Dictators looking to spy on the smartphones of their citizens have been able to buy access to private data for years. The companies making spyware have changed over time: FinFisher was a big player until a hack in 2014; Hacking Team took their place only to have a similar breach a year later. But no matter who’s selling them, spyware tools have remained available and they’ve remained broadly effective. For anti-spyware activists, the work is mostly pinning down specific buyers and shaming them into giving it up.

Last week, Amnesty International launched a new front in that fight with a new report calling out Indonesia’s national police and federal cybersecurity agency for stockpiling spyware. Nailing down the actual purchases meant following a wave of vendors and intermediaries, but researchers claim that the tools were being used against Indonesians.

Amnesty doesn’t name any specific targets, but the Indonesian government has no shortage of internal conflicts. The government has been implicated in long-standing violence against Indigenous groups in Papua and West Papua. Even minor protests against government projects are often met with alarming force. There’s a long list of activists and opposition leaders who could be seriously endangered by a spyware attack.

For Amnesty researcher Jurre van Bergen, one big surprise has been how much Southeast Asia has become a center for this trade, thanks largely to strong commercial privacy rules that obscure spyware purchases. “Most of these spyware sales happen in places like Malaysia or Singapore where it’s hard to access this information,” van Bergen says. “Because of all these different jurisdictions in play, it remains quite complicated to have any kind of insight into these spyware export flows.”

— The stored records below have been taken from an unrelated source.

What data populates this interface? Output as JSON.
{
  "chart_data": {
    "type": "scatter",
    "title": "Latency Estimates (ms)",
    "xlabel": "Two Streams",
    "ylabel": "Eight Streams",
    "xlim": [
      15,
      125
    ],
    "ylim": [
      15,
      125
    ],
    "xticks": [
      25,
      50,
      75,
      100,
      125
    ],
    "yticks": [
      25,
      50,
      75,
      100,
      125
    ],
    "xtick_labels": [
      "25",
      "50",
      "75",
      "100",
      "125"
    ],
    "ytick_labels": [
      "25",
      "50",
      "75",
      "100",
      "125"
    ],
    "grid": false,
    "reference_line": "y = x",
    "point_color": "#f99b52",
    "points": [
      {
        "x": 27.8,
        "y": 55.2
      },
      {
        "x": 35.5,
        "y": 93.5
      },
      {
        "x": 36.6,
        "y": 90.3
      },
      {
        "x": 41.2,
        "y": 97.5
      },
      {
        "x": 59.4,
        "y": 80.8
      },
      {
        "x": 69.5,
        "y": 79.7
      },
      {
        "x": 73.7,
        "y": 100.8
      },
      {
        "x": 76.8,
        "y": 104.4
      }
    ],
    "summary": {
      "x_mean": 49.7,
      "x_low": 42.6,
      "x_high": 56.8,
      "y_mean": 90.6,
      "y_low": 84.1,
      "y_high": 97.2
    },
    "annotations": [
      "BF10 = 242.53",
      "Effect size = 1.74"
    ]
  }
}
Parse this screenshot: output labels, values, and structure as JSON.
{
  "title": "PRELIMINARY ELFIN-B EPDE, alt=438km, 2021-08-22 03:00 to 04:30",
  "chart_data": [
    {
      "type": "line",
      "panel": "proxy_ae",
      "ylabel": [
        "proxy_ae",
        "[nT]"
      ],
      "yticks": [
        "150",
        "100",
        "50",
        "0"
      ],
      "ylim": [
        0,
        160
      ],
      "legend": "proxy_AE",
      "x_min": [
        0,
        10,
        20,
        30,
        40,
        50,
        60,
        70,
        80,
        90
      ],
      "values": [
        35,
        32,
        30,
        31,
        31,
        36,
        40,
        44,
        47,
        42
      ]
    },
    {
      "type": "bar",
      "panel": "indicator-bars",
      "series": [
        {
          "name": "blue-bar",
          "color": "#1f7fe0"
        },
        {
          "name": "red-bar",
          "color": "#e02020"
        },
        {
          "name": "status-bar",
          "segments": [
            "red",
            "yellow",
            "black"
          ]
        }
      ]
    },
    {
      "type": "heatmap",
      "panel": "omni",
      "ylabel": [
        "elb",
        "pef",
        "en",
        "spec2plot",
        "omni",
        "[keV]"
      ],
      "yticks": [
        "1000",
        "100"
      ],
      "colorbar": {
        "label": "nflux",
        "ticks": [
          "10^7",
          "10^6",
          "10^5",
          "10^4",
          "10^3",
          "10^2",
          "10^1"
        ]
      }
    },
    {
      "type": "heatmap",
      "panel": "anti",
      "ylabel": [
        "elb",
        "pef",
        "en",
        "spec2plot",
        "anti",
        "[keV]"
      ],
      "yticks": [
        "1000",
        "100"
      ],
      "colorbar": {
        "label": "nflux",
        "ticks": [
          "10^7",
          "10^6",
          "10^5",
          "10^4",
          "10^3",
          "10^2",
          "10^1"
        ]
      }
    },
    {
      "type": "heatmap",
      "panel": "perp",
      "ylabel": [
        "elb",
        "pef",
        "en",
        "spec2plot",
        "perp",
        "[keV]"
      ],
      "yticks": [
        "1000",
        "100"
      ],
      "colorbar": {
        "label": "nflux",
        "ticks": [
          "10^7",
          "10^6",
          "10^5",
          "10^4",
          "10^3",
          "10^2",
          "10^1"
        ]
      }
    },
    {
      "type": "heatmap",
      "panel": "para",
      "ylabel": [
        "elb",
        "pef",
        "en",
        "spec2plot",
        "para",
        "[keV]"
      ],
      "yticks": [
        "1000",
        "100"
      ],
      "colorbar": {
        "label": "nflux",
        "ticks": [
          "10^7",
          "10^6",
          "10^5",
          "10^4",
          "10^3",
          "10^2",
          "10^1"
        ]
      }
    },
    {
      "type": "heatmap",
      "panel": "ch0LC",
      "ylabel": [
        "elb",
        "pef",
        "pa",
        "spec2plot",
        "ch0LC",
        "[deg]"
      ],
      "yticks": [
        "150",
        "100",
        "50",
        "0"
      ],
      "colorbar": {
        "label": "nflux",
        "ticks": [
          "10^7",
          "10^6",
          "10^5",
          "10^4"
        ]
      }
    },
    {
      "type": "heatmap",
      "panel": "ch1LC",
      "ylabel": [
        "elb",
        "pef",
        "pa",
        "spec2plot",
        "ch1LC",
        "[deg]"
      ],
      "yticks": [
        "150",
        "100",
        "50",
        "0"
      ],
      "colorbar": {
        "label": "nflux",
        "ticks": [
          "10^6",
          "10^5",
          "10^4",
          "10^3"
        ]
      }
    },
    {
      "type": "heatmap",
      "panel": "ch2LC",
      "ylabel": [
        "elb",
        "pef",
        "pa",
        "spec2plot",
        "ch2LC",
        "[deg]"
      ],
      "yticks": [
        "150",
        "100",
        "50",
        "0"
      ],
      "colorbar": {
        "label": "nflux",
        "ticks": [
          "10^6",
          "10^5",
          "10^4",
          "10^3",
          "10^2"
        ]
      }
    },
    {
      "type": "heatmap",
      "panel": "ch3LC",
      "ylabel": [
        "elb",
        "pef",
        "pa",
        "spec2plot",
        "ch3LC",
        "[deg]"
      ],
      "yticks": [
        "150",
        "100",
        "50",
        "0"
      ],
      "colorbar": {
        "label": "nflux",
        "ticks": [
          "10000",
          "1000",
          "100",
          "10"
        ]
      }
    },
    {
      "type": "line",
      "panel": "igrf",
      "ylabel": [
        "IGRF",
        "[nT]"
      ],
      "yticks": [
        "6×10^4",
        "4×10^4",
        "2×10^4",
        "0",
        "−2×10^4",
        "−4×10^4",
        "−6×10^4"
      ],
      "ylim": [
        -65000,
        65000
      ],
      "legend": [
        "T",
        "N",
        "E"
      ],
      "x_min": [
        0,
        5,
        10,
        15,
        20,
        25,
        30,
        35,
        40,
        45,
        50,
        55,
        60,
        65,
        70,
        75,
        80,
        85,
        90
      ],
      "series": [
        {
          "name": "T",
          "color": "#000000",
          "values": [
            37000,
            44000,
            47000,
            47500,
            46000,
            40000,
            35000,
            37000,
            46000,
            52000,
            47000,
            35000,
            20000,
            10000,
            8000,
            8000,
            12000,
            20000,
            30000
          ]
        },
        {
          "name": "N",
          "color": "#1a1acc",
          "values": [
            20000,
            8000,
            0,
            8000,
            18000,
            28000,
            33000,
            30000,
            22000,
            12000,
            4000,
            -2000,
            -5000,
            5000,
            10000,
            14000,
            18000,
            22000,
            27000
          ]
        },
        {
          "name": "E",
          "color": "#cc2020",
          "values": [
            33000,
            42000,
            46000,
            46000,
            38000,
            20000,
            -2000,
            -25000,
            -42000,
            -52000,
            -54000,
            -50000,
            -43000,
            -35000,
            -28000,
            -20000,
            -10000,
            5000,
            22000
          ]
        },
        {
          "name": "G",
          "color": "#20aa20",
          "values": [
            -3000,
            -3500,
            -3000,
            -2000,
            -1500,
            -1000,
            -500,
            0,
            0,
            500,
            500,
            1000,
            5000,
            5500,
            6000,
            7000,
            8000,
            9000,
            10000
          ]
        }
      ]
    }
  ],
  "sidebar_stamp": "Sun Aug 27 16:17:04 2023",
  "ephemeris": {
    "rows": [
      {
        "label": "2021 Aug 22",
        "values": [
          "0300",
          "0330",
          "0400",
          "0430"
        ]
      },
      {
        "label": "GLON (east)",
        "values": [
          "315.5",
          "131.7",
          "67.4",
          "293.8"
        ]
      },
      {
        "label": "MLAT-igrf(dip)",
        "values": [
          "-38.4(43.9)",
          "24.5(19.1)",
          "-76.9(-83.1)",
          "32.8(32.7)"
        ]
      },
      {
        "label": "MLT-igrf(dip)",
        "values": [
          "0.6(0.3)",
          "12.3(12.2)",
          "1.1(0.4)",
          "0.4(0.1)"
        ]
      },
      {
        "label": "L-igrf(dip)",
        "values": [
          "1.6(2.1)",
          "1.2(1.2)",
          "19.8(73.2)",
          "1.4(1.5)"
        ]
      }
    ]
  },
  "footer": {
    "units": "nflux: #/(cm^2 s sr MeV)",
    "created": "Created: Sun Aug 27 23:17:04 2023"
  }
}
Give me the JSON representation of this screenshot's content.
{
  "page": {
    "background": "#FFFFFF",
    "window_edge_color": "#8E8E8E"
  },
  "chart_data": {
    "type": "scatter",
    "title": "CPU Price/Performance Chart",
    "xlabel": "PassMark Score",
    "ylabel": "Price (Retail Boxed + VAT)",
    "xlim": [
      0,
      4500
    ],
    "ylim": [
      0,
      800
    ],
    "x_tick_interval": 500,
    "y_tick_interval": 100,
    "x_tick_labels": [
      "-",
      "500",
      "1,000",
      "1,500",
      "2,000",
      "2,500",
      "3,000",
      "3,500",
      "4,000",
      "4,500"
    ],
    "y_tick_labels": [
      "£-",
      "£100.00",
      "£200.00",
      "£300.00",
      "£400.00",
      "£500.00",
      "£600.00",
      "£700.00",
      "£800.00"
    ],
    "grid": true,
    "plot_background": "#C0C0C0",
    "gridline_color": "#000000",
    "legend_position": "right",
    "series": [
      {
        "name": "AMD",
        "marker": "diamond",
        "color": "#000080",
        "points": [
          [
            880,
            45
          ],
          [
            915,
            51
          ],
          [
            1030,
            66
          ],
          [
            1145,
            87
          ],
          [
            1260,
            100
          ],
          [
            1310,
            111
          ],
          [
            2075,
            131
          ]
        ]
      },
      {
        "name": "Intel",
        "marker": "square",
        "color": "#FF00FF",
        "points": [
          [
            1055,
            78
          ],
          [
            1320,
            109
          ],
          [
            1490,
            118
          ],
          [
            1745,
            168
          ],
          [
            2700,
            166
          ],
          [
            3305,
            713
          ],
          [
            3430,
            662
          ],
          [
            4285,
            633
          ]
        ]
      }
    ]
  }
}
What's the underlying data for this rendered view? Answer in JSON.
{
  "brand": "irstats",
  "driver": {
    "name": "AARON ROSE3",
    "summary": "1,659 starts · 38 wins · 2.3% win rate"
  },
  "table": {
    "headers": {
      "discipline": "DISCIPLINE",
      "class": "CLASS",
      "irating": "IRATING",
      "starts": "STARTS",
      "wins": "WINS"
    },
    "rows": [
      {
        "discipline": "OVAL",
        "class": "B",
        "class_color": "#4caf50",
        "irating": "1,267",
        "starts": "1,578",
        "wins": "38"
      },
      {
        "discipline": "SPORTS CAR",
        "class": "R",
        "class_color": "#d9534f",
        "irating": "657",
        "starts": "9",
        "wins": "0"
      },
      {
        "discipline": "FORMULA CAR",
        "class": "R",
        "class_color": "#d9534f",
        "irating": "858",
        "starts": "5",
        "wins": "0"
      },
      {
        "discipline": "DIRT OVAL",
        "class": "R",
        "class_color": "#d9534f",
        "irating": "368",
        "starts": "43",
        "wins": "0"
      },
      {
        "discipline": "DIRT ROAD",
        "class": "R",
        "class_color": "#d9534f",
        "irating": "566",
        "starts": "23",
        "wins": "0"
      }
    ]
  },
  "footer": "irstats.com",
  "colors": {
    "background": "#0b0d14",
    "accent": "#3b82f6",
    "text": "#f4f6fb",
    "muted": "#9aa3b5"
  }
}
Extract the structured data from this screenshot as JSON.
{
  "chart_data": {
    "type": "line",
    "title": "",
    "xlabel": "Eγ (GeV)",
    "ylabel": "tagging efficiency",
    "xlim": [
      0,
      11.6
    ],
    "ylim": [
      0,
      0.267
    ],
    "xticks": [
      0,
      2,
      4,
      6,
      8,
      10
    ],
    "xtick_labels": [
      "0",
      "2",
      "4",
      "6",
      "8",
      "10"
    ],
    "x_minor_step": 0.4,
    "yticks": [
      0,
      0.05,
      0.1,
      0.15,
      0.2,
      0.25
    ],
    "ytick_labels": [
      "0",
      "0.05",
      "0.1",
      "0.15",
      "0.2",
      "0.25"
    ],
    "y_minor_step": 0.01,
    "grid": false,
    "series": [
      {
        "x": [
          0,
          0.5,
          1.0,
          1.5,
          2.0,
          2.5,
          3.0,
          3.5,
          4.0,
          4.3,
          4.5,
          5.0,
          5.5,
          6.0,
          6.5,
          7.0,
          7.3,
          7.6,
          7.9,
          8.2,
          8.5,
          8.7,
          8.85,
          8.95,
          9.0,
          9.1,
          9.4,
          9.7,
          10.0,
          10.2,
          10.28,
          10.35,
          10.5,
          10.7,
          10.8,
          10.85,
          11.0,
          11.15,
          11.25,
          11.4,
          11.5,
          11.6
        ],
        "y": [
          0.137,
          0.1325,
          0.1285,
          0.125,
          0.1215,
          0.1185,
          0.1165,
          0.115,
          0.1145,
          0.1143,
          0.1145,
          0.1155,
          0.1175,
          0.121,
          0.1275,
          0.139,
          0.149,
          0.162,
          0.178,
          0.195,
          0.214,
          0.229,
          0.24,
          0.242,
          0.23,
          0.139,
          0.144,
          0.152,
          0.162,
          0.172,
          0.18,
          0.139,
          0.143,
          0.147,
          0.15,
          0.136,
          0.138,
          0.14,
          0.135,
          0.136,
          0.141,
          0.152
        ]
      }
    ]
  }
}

In theory, Apple and Google are the first line of defense against these attacks — they’re making the security systems that spyware companies are breaking, after all — but the reality is more complicated. Spyware attacks are so rare (or targeted) that they make up a vanishingly small portion of the overall security picture for a mobile OS business. Apple has been vocal about its attempts to keep spyware off of iPhones — but iOS trails Android globally, and especially in Southeast Asia. Most figures peg Apple’s market share in Indonesia at around 11%, down significantly from where it was last year, so few Indonesians benefit from Apple’s defenses against spyware. The open nature of Android, with many manufacturers choosing to customize the OS for their own needs, means it’s much harder for that platform to keep out spyware — which means Indonesians are still largely defenseless.

Still, the overall picture isn’t hopeless. There’s a growing coalition of countries pledging not to use commercial spyware, launched in the U.S. under President Biden. I don’t expect Indonesia to sign on any time soon, but every country that does join means fewer customers for spyware makers.